McDonald’s is facing its first lawsuit related to the E. coli outbreak linked to its Quarter Pounder burger. This comes as the fast-food chain offers a $5 meal deal aimed at attracting customers who are struggling with inflation. Although the deal is expected to generate some profits, restaurant analyst Mark Kalinowski projects that the profit margin will be modest, ranging from 1% to 5%, translating to about $0.05 to $0.25 per meal sold.
Kalinowski indicated that while this offering may entice customers back, the real goal is to encourage them to purchase more than just the discounted meal. However, the profitability of the meal deal will largely depend on various factors, including ingredient costs, labor, and overhead expenses.
Consultant Arlene Spiegel pointed out that the $5 meal deal is “more promotional than profitable.” She noted that while getting customers back through the door is important, the profits may not reach the franchise owners. Approximately 95% of McDonald’s locations are franchise-owned, meaning that these owners set their own prices and must absorb additional costs such as rent, insurance, permits, and taxes.

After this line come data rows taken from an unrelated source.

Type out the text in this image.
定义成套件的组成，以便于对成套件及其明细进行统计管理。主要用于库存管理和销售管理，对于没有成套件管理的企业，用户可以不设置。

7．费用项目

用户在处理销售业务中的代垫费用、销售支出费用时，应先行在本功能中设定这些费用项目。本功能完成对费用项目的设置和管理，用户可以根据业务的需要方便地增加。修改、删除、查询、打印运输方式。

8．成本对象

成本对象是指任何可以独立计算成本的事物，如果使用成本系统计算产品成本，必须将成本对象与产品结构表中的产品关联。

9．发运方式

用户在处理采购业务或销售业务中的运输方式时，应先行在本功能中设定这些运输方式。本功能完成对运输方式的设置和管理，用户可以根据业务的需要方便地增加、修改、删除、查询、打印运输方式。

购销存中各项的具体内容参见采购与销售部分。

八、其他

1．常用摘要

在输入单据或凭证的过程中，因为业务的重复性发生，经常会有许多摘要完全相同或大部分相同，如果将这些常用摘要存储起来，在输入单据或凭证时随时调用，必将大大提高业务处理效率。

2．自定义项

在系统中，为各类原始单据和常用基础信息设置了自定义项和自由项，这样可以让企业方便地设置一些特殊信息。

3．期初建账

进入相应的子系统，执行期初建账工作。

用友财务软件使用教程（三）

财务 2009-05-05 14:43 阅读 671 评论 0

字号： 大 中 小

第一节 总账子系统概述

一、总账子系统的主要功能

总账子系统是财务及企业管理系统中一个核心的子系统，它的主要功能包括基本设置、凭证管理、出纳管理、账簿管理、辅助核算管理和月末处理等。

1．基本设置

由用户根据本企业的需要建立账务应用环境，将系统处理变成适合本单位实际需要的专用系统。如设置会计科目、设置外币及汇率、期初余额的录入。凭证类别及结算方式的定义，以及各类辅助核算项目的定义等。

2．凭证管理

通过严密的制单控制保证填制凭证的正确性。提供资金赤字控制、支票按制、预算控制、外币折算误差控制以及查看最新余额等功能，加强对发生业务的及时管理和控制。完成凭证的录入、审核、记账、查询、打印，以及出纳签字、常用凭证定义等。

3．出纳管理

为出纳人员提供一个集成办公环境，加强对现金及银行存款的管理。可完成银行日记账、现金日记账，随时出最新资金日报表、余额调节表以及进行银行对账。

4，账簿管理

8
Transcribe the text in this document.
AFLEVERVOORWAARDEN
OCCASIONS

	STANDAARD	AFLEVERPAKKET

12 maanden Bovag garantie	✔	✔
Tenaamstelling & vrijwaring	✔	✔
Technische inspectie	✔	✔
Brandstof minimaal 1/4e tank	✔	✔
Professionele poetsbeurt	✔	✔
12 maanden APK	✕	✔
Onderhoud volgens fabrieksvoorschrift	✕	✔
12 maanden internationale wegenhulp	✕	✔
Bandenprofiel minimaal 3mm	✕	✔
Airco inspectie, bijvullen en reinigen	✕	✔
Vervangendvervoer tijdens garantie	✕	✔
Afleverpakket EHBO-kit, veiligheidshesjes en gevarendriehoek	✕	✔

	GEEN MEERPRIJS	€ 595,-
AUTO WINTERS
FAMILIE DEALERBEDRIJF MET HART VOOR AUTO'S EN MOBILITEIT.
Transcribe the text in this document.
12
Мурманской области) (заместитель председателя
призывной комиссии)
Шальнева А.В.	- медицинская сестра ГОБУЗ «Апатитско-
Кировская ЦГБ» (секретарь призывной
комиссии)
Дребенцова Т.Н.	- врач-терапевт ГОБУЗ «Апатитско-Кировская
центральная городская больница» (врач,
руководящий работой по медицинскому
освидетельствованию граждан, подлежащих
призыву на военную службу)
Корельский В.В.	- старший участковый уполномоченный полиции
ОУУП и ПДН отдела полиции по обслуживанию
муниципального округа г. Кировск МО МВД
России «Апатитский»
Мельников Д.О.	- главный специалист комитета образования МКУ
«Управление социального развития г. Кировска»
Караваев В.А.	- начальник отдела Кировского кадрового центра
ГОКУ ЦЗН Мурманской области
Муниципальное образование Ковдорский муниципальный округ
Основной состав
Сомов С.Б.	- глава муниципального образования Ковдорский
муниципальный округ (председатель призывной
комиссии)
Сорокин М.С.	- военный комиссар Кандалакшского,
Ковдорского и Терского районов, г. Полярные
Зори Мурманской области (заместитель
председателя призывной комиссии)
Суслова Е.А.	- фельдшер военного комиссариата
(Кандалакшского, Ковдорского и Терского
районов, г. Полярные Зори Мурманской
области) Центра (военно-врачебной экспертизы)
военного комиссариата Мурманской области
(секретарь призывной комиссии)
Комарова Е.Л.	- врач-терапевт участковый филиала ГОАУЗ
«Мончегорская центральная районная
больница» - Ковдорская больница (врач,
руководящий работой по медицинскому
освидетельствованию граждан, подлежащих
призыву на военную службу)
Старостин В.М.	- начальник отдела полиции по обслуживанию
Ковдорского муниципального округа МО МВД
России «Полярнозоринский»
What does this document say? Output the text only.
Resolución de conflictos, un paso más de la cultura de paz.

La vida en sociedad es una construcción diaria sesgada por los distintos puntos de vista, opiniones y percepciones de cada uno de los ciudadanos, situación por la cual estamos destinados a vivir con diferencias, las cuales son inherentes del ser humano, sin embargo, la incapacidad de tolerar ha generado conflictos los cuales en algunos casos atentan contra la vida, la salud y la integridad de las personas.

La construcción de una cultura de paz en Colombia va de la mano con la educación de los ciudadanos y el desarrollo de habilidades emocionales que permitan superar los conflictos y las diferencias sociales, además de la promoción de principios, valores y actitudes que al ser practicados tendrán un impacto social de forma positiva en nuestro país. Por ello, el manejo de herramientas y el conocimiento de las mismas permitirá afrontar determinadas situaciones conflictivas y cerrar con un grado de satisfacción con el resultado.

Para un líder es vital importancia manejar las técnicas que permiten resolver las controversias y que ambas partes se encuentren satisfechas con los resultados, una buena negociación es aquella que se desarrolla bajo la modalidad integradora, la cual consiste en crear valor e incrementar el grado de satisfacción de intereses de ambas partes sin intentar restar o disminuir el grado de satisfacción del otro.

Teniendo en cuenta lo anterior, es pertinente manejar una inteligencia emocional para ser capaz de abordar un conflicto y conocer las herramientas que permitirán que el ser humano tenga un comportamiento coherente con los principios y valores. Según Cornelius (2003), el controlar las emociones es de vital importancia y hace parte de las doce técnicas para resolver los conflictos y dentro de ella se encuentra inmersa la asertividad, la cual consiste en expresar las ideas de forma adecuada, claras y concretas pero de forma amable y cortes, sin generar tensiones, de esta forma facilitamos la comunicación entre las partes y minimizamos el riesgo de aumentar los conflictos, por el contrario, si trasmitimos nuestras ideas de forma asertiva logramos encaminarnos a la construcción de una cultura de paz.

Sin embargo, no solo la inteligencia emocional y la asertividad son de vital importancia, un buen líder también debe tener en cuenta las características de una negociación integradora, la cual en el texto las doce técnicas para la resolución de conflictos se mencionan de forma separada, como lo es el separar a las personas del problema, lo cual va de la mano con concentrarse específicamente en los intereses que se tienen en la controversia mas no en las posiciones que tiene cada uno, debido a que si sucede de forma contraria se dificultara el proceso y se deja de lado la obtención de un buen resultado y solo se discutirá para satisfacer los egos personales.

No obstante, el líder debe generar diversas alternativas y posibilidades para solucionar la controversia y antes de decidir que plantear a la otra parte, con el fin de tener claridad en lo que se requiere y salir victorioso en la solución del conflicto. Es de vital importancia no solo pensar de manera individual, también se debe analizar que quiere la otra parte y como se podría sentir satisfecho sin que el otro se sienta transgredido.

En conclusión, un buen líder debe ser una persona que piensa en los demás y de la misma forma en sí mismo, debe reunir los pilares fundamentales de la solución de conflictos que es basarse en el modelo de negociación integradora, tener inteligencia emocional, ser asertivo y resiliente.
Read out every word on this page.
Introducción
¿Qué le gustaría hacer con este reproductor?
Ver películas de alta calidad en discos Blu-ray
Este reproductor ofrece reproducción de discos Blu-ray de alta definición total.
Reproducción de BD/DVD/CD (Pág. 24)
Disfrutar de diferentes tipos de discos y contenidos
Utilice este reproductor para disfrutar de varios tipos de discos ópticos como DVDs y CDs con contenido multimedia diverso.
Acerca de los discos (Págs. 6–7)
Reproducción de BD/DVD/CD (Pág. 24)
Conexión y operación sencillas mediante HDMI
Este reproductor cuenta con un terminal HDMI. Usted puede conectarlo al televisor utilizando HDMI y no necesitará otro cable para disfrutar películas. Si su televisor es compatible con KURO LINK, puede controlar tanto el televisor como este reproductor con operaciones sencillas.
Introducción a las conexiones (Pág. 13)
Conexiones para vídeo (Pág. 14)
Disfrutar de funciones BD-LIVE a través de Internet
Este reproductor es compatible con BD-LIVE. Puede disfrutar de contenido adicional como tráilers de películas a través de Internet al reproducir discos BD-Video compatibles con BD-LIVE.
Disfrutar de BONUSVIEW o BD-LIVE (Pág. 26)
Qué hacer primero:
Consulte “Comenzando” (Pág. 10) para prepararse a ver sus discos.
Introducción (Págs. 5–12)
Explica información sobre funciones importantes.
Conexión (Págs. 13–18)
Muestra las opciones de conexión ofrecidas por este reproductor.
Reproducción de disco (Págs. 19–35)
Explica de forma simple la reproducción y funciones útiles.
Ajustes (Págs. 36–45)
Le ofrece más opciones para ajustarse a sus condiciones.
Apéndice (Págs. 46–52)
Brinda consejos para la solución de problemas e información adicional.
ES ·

In May, Joe Erlinger, president of McDonald’s U.S., mentioned that franchisees often use promotional offers, like the $5 meal deal, to manage overhead costs. However, Spiegel characterized the offering as a “loss leader” intended to attract and retain customers. Once all associated costs—such as labor, packaging, condiments, delivery fees, and marketing—are considered, she stated that franchise owners could effectively lose any profit from the items in the deal.